Safe havens like the Greenback have already benefited on session, while risk currencies like the the Aussie (and the major currency most likely affected by this outbreak given Australia’s strong economic ties with China) have fallen off quickly, which could still be the case through the rest of the Monday session & Asia session given the lack of schedule major catalysts ahead.

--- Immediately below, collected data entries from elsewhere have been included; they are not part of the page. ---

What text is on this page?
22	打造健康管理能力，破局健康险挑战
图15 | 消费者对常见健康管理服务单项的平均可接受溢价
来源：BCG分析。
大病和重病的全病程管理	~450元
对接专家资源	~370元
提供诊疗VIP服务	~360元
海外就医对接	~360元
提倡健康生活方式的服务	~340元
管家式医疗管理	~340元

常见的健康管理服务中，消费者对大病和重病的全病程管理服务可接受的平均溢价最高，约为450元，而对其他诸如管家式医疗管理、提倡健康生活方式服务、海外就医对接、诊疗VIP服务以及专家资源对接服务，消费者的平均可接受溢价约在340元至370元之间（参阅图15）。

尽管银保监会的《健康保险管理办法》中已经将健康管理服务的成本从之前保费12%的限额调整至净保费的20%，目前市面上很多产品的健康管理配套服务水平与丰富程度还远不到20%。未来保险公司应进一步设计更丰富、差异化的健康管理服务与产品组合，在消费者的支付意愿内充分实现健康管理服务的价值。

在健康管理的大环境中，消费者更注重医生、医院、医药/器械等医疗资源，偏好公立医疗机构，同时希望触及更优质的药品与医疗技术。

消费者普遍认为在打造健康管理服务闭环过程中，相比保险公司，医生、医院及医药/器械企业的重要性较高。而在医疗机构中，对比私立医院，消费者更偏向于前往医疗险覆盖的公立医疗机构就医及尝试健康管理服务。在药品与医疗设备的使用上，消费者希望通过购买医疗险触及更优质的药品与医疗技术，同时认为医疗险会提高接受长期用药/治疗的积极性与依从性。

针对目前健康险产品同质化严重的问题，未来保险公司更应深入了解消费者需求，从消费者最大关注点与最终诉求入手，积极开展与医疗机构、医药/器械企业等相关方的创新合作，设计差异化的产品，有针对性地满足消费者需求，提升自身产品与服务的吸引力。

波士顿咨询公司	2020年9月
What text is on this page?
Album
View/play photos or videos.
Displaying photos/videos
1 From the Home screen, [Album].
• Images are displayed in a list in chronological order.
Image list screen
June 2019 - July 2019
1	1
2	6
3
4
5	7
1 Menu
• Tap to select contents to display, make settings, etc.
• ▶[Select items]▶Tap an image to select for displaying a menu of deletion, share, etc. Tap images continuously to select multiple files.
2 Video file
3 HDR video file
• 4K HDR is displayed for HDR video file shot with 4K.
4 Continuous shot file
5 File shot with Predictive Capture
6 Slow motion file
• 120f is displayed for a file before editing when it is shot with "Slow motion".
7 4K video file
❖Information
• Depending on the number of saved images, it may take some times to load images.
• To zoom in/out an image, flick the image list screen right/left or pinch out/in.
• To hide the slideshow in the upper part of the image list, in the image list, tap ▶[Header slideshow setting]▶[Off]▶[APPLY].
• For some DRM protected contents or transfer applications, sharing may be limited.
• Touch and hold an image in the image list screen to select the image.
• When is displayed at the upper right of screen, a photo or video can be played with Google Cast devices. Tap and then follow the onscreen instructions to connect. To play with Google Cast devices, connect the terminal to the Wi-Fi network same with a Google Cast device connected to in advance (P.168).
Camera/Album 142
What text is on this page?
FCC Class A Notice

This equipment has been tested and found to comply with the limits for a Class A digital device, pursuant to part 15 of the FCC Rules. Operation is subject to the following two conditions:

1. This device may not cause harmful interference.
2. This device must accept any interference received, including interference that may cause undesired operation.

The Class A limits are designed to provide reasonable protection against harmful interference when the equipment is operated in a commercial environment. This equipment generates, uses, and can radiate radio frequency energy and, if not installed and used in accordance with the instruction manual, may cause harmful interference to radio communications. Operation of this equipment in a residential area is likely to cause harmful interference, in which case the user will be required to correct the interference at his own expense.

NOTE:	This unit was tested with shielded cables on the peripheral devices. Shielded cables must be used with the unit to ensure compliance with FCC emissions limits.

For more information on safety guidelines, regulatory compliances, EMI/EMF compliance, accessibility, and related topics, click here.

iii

With that said, we’re watch AUD/USD today, which has already made more than a full daily ATR move lower since the week open (0.6814) before bottoming out around 0.6765. This area is one of minor significance given that it was a Nov. 2019 low before a big rally higher, and if it breaks lower, it could draw in more momentum traders to target the next support area around 0.6725.
If this area holds and the market bounces, shorting up to the 0.6800 major psychological area is a valid entry strategy if the current themes hold, and one for the more prudent traders who like to go after higher risk-to-reward returns.